Triumph surged through his body. Isobel would make him a good wife. He knew it deep in his bones. She would match him, stand up to him, and he couldn’t wait for tonight when
he could get her into his bed. But before the conservative Buenos Aires congregation could read the carnal nature of his thoughts, Rafael turned to lead his wife back up the aisle.

Isobel seethed inwardly as she walked slowly on Rafael’s arm. But she managed to paste a fake smile on her face, nodding to people she knew were smiling to her face, but already dissecting every minute of the ceremony, and her dress and the prospects of success for this marriage. They would be the topic of coffee mornings all over the capital for days, weeks to come.

She couldn’t believe she’d betrayed herself so badly with her reaction to that kiss. She couldn’t believe that at the mere touch of his mouth to hers all her iron-clad intentions had dissolved to dust. This was going to be a lot harder than she’d anticipated because she was so vulnerable to his touch.

She couldn’t deny any more that what she felt was not just antipathy to Rafael. What she felt was violent attraction mixed with antipathy, and Isobel knew herself well enough to know that if that intimacy was breached she’d be lost. She’d always believed that physical attraction would be conveniently tied into falling in love with someone. She’d never counted on the fact that it could happen independently of her feelings.

She was terrified now that intimacy with Rafael might result in her deluding herself into thinking that she felt something for him. One thing was paramount as of that moment: she needed to protect herself at all costs, and maintain a distance between them until she knew how to cope with these feelings and not betray herself.

When they emerged from the church, all Isobel’s thoughts scattered. A barrage of press awaited them, the camera flashes almost blinding her. And a huge cheering crowd had gathered across the road. Instinctively, her hand tightened on Rafael’s arm.

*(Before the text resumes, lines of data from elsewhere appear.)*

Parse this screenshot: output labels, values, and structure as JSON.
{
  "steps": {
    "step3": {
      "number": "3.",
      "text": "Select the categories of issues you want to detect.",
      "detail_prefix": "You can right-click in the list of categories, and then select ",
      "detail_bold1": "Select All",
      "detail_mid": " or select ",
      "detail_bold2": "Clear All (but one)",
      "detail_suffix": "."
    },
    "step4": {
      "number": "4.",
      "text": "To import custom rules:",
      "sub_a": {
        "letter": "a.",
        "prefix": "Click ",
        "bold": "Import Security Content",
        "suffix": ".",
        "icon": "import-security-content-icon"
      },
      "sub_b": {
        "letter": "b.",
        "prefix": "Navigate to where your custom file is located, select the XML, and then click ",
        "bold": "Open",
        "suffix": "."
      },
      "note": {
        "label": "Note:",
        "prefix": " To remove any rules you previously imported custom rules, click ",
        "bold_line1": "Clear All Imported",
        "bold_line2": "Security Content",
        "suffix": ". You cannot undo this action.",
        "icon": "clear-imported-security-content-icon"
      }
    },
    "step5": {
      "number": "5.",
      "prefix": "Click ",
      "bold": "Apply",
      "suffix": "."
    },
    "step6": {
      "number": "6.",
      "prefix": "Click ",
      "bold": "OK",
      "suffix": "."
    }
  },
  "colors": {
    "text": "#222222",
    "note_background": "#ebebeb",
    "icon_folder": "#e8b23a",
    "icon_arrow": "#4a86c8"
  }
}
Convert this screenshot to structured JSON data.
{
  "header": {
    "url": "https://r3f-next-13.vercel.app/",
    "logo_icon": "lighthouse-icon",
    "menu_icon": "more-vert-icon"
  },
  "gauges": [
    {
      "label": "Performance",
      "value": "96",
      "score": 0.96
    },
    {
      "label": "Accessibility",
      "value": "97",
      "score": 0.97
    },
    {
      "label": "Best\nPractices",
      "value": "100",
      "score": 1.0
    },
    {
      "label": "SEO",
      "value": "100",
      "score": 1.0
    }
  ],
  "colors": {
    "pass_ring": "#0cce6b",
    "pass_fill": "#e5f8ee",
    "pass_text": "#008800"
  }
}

He looked down at her and grimaced slightly before saying, ‘I should have expected this. Just smile and look happy. They’re all here to see you.’

Isobel was beyond shocked at the reception. After a few minutes Rafael led her down the steps of the huge cathedral and to a waiting car, handing her carefully into the back before joining her.

As they pulled away Isobel saw the rest of the wedding guests start to spill out of the church into the heaving crowds. She realised she was shaking like a leaf. Rafael noticed and took one of her hands in his; to Isobel’s dismay her shaking started to subside. Her body was a traitor.